POJ-3069 Saruman's Army(贪心)¶
Description¶
Saruman the White must lead his army along a straight path from Isengard to Helm’s Deep. To keep track of his forces, Saruman distributes seeing stones, known as palantirs, among the troops. Each palantir has a maximum effective range of R units, and must be carried by some troop in the army (i.e., palantirs are not allowed to “free float” in mid-air). Help Saruman take control of Middle Earth by determining the minimum number of palantirs needed for Saruman to ensure that each of his minions is within R units of some palantir.
Input¶
The input test file will contain multiple cases. Each test case begins with a single line containing an integer R, the maximum effective range of all palantirs (where 0 ≤ R ≤ 1000), and an integer n, the number of troops in Saruman’s army (where 1 ≤ n ≤ 1000). The next line contains n integers, indicating the positions x*1, …, *xn of each troop (where 0 ≤ xi ≤ 1000). The end-of-file is marked by a test case with R = n = −1.
Output¶
For each test case, print a single integer indicating the minimum number of palantirs needed.
Sample Input¶
0 3
10 20 20
10 7
70 30 1 7 15 20 50
-1 -1
Sample Output¶
4
2
//POJ 3069
#include <iostream>
#include <vector>
#include <algorithm>
using namespace std;
vector<int> sequence(1000);
int range, n;
int mark()
{
int cnt = 0;
int pos = 0;
while (true) {
int target = sequence[pos] + range; //下面去寻找最后一个不大于目标值的数
while (pos < n && sequence[pos] <= target) {++pos;}
++cnt;
if (pos >= n) break;
pos = pos - 1;
target = sequence[pos] + range; //寻找第一个大于目标值的数
while (pos < n && sequence[pos] <= target) {++pos;}
if (pos >= n) break;
}
return cnt;
}
int main()
{
std::ios_base::sync_with_stdio(false);
cin.tie(NULL);
cout.tie(NULL);
while ((cin >> range >> n) && range != -1 && n != -1) {
for (int i = 0; i < n; ++i) {
cin >> sequence[i];
}
sort(sequence.begin(), sequence.begin() + n);
cout << mark() << endl;
}
return 0;
}
对于整个序列,总可以找到一个没有标记的点,然后以此开始,为了让标记的点尽可能地少,那么就应该去寻找最后一个小于**当前坐标值+覆盖范围**的点,这时候会出现两种情况,第一种,到了序列地最后也没能找到,这时候肯定要++cnt
,直接退出循环;如果没有到末尾并且找到了这样一个位置,那么就在这个位置放置标记点,也需要++cnt
,所以两种情况地区别只在于多了一行判断。找到了一个标记点,然后去寻找下一个不在覆盖区域地点,仍然会有两种情况,第一种,到了末尾那么直接退出就好;第二种,找到了这样一个点,会发现此时和我们最初分析问题地情景是一致地,这样就形成了循环,也相当于验证了我们程序地正确性。程序只需要把上述分析内容转成代码即可。

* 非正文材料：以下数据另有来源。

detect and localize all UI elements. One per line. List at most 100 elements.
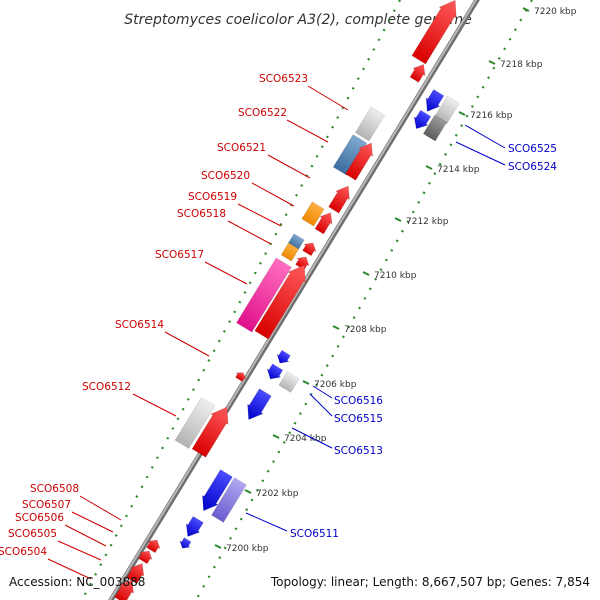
gene-label-forward: SCO6514: [115, 319, 164, 331]
scale-label: 7210 kbp: [374, 271, 417, 281]
gene-label-reverse: SCO6515: [334, 413, 383, 425]
scale-tick: [488, 60, 496, 65]
gene-label-forward: SCO6522: [238, 107, 287, 119]
scale-label: 7220 kbp: [534, 7, 577, 17]
gene-pointer: [312, 385, 333, 399]
gene-feature: [114, 579, 134, 600]
gene-pointer: [455, 141, 506, 166]
gene-label-reverse: SCO6516: [334, 395, 383, 407]
map-title: Streptomyces coelicolor A3(2), complete …: [124, 12, 472, 28]
gene-pointer: [57, 540, 102, 561]
gene-pointer: [251, 182, 295, 207]
gene-feature: [202, 469, 233, 512]
gene-feature: [185, 515, 204, 537]
gene-feature: [278, 371, 300, 393]
gene-features: [114, 0, 460, 600]
gene-feature: [425, 89, 445, 112]
gene-feature: [411, 0, 457, 65]
gene-pointer: [204, 261, 248, 285]
scale-label: 7218 kbp: [500, 60, 543, 70]
gene-label-forward: SCO6521: [217, 142, 266, 154]
gene-feature: [146, 539, 161, 554]
gene-feature: [328, 185, 350, 214]
gene-label-forward: SCO6523: [259, 73, 308, 85]
scale-tick: [394, 217, 402, 222]
scale-dotted-line: [81, 0, 401, 600]
gene-labels: SCO6523 SCO6522 SCO6521 SCO6520 SCO6519 SCO65…: [0, 73, 557, 580]
gene-pointer: [291, 427, 333, 449]
gene-pointer: [164, 331, 210, 357]
gene-feature: [236, 257, 292, 333]
scale-tick: [458, 111, 466, 116]
scale-tick: [244, 489, 252, 494]
accession-text: Accession: NC_003888: [9, 575, 145, 589]
gene-pointer: [132, 393, 177, 417]
gene-feature: [266, 363, 284, 380]
gene-feature: [302, 242, 317, 257]
scale-labels: 7200 kbp 7202 kbp 7204 kbp 7206 kbp 7208 kbp…: [214, 7, 577, 554]
scale-dotted-lines: [81, 0, 533, 600]
gene-pointer: [237, 203, 282, 227]
gene-label-forward: SCO6512: [82, 381, 131, 393]
scale-label: 7216 kbp: [470, 111, 513, 121]
gene-pointer: [47, 558, 92, 580]
scale-label: 7212 kbp: [406, 217, 449, 227]
gene-label-reverse: SCO6511: [290, 528, 339, 540]
gene-pointer: [64, 524, 107, 547]
gene-feature: [247, 388, 272, 421]
gene-pointer: [307, 85, 349, 111]
gene-label-reverse: SCO6524: [508, 161, 557, 173]
scale-label: 7202 kbp: [256, 489, 299, 499]
gene-feature: [191, 406, 229, 458]
gene-label-reverse: SCO6513: [334, 445, 383, 457]
gene-pointer: [286, 119, 329, 143]
gene-pointer: [267, 154, 311, 179]
gene-pointer: [71, 511, 114, 533]
gene-label-forward: SCO6508: [30, 483, 79, 495]
gene-label-forward: SCO6507: [22, 499, 71, 511]
scale-label: 7206 kbp: [314, 380, 357, 390]
scale-dotted-line: [195, 0, 533, 600]
gene-feature: [280, 242, 300, 262]
scale-label: 7214 kbp: [437, 165, 480, 175]
gene-feature: [345, 142, 373, 181]
gene-label-forward: SCO6520: [201, 170, 250, 182]
gene-label-forward: SCO6506: [15, 512, 64, 524]
gene-label-forward: SCO6517: [155, 249, 204, 261]
genome-summary-text: Topology: linear; Length: 8,667,507 bp; …: [270, 575, 590, 589]
gene-feature: [179, 537, 192, 549]
scale-tick: [362, 271, 370, 276]
gene-feature: [413, 109, 432, 130]
scale-label: 7204 kbp: [284, 434, 327, 444]
gene-label-forward: SCO6519: [188, 191, 237, 203]
gene-feature: [354, 106, 386, 142]
scale-tick: [522, 7, 530, 12]
gene-feature: [234, 372, 247, 382]
gene-pointer: [227, 220, 272, 245]
genome-backbone: [108, 0, 480, 600]
gene-feature: [314, 212, 333, 235]
gene-feature: [211, 477, 247, 523]
scale-tick: [425, 165, 433, 170]
gene-pointer: [464, 124, 506, 149]
gene-feature: [422, 114, 448, 142]
gene-pointer: [79, 495, 122, 521]
gene-pointer: [245, 512, 288, 532]
gene-feature: [276, 349, 291, 364]
gene-feature: [409, 63, 426, 83]
gene-feature: [138, 550, 153, 565]
scale-label: 7200 kbp: [226, 544, 269, 554]
gene-label-reverse: SCO6525: [508, 143, 557, 155]
gene-pointer: [309, 393, 333, 417]
scale-tick: [332, 325, 340, 330]
gene-feature: [301, 201, 325, 227]
gene-label-forward: SCO6505: [8, 528, 57, 540]
scale-tick: [214, 544, 222, 549]
scale-tick: [272, 434, 280, 439]
gene-label-forward: SCO6518: [177, 208, 226, 220]
gene-label-forward: SCO6504: [0, 546, 47, 558]
scale-tick: [302, 380, 310, 385]
scale-label: 7208 kbp: [344, 325, 387, 335]
gene-feature: [174, 397, 216, 449]
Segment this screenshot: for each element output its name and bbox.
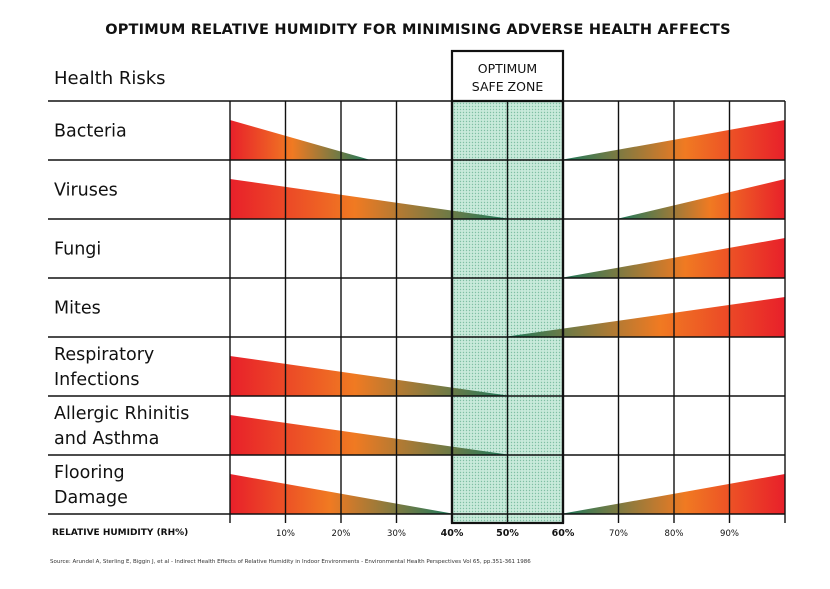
row-label: Infections	[54, 370, 139, 390]
risk-wedge-low	[230, 179, 508, 219]
row-label: Flooring	[54, 463, 125, 483]
risk-wedge-low	[230, 356, 508, 396]
optimum-zone-border	[450, 49, 565, 525]
optimum-zone-label-line2: SAFE ZONE	[472, 79, 544, 94]
x-tick-label: 60%	[552, 528, 575, 539]
row-label: Bacteria	[54, 122, 127, 142]
row-label: Mites	[54, 299, 101, 319]
x-tick-label: 40%	[441, 528, 464, 539]
risk-wedge-low	[230, 120, 369, 160]
x-tick-label: 90%	[720, 529, 739, 539]
row-label: and Asthma	[54, 429, 159, 449]
x-tick-label: 50%	[496, 528, 519, 539]
row-label: Allergic Rhinitis	[54, 404, 189, 424]
labels-layer: Health Risks OPTIMUM SAFE ZONE Bacteria Viru…	[52, 61, 739, 539]
risk-wedge-high	[507, 297, 785, 337]
row-label: Damage	[54, 488, 128, 508]
risk-wedge-low	[230, 415, 508, 455]
x-tick-label: 30%	[387, 529, 406, 539]
row-label: Viruses	[54, 181, 118, 201]
optimum-zone-label-line1: OPTIMUM	[478, 61, 537, 76]
row-label: Fungi	[54, 240, 101, 260]
row-label: Respiratory	[54, 345, 154, 365]
row-header-label: Health Risks	[54, 68, 166, 89]
risk-wedge-high	[618, 179, 785, 219]
x-tick-label: 10%	[276, 529, 295, 539]
source-note: Source: Arundel A, Sterling E, Biggin J,…	[50, 559, 531, 565]
x-tick-label: 20%	[332, 529, 351, 539]
chart-title: OPTIMUM RELATIVE HUMIDITY FOR MINIMISING…	[105, 22, 731, 38]
x-axis-label: RELATIVE HUMIDITY (RH%)	[52, 528, 188, 538]
x-tick-label: 70%	[609, 529, 628, 539]
grid-layer	[48, 49, 786, 525]
x-tick-label: 80%	[665, 529, 684, 539]
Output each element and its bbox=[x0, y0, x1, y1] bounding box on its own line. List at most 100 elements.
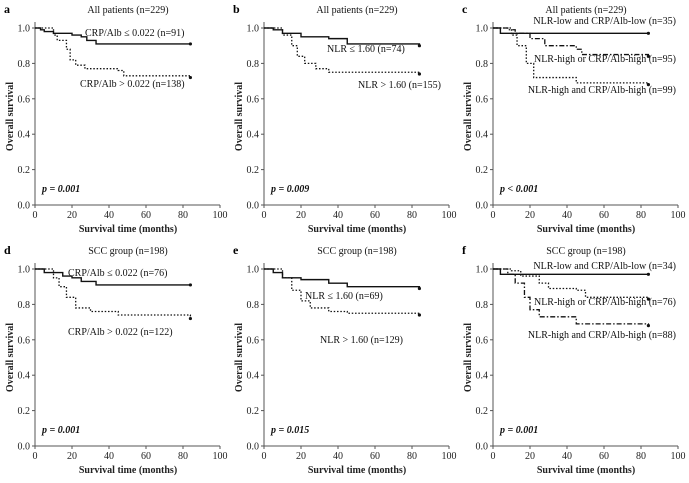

注意地一点是,这里用了“寻找最后一个不大于目标值地数”,“寻找第一个大于目标值地数”,很容易联想到二分法里面的upper_bound()
,之所以不采用是因为二分查找位置, 一次查找的效率是O(logn),如果最坏的情况下每个坐标点都不互相覆盖,那么时间复杂度就是O(nlogn),而这里的方法最坏情况也是O(n),所以最好不要采用二分的办法。
当然如果考虑到了因为我们在执行mark()
函数前对数组排了序,时间复杂度已经是O(nlogn)了,那么是否可以采用二分来代替程序里面搜索下一个位置呢?最好也不要,因为如果题目变换一下,输入序列是有序的,时间卡的严格一点可能就不行了,所以保险起见还是不用二分来搜索位置。